May will be seeking legally binding pledges from EU leaders on the “backstop” — the plan to avoid a return to a manned Northern Ireland border, the BBC reported.
The EU says it will not renegotiate the backstop but may agree to greater assurances on its temporary nature. At Thursday’s summit, May will have an opportunity to spell out face-to-face the problems to leaders of all the other 27 member states.
After winning 200 votes to 117 or 63 per cent of the total ballots on Wednesday night, May is now immune from a leadership challenge for a year. But in a last-minute pre-vote move, she offered a promise to her MPs that she would step down before the next election in 2022.
The result was met with cheers from MPs as it was announced by Graham Brady, an MP who leads the 1922 Committee which represents Conservative Party backbench lawmakers in the House of Commons.

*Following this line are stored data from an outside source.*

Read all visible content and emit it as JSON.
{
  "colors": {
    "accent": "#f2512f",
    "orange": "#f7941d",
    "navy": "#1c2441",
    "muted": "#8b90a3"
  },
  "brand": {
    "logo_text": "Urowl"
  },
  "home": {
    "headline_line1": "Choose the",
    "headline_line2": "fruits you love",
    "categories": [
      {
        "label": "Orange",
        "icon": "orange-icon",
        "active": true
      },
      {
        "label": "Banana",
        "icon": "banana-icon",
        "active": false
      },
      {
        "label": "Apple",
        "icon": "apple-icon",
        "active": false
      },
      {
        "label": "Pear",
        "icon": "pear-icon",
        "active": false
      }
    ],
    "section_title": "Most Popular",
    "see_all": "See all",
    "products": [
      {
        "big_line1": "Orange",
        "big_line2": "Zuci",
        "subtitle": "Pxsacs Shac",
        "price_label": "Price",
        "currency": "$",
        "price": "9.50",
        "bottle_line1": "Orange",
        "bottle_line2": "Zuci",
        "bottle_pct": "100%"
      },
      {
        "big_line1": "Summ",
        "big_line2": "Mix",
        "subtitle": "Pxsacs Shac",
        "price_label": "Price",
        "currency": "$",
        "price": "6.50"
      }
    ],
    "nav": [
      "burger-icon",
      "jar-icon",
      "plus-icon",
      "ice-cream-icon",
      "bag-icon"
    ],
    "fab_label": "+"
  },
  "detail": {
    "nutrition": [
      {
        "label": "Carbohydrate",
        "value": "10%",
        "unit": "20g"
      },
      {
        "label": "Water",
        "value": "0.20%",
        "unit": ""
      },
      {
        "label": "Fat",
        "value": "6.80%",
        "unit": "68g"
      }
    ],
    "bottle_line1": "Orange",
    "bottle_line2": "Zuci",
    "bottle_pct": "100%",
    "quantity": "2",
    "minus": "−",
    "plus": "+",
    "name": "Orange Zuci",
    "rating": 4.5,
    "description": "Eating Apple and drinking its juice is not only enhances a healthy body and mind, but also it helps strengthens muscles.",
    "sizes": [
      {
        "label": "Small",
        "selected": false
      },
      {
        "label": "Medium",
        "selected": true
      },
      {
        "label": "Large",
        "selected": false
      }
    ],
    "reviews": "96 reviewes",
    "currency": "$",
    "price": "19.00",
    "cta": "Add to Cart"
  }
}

Speaking in Downing Street after the vote, May vowed to deliver the Brexit “people voted for” but said she had heard the concerns of MPs who voted against her. “I have listened to what they said… We now need to get on with the job of delivering Brexit.”
Opposition Labour Party leader Jeremy Corbyn said that “her government is in chaos” and that the “vote makes no difference to the lives of our people”. He asked May to “bring her dismal deal back to the House of Commons next week so Parliament can take back control”.
Liberal Democrat leader Sir Vince Cable said, despite the “high drama” of Wednesday, “nothing has really changed”.
Former Tory leader Iain Duncan Smith said it was now up to May to listen to her party and “push the EU… to resolve the backstop”.
Foreign Secretary Jeremy Hunt, meanwhile, tweeted “huge congrats to Theresa May whose stamina, resilience and decency has again won the day and given her the chance to deliver Brexit for our country.”
Chancellor Philip Hammond called the result “the right one”.
While May did win a majority, it does reveal that more than a third of Conservative MPs voted against her as Prime Minister.
The biggest challenge that May faces now is that she is stuck between a UK Parliament that will not vote through her Brexit deal and the EU, which will not reopen negotiations on that deal.
The confidence vote coincided with May’s tour of Europe where she met key EU leaders, asking them for help passing her Brexit deal through Parliament.
May was forced to postpone a vote on the deal on Monday when it became clear her bill would face a humiliating defeat.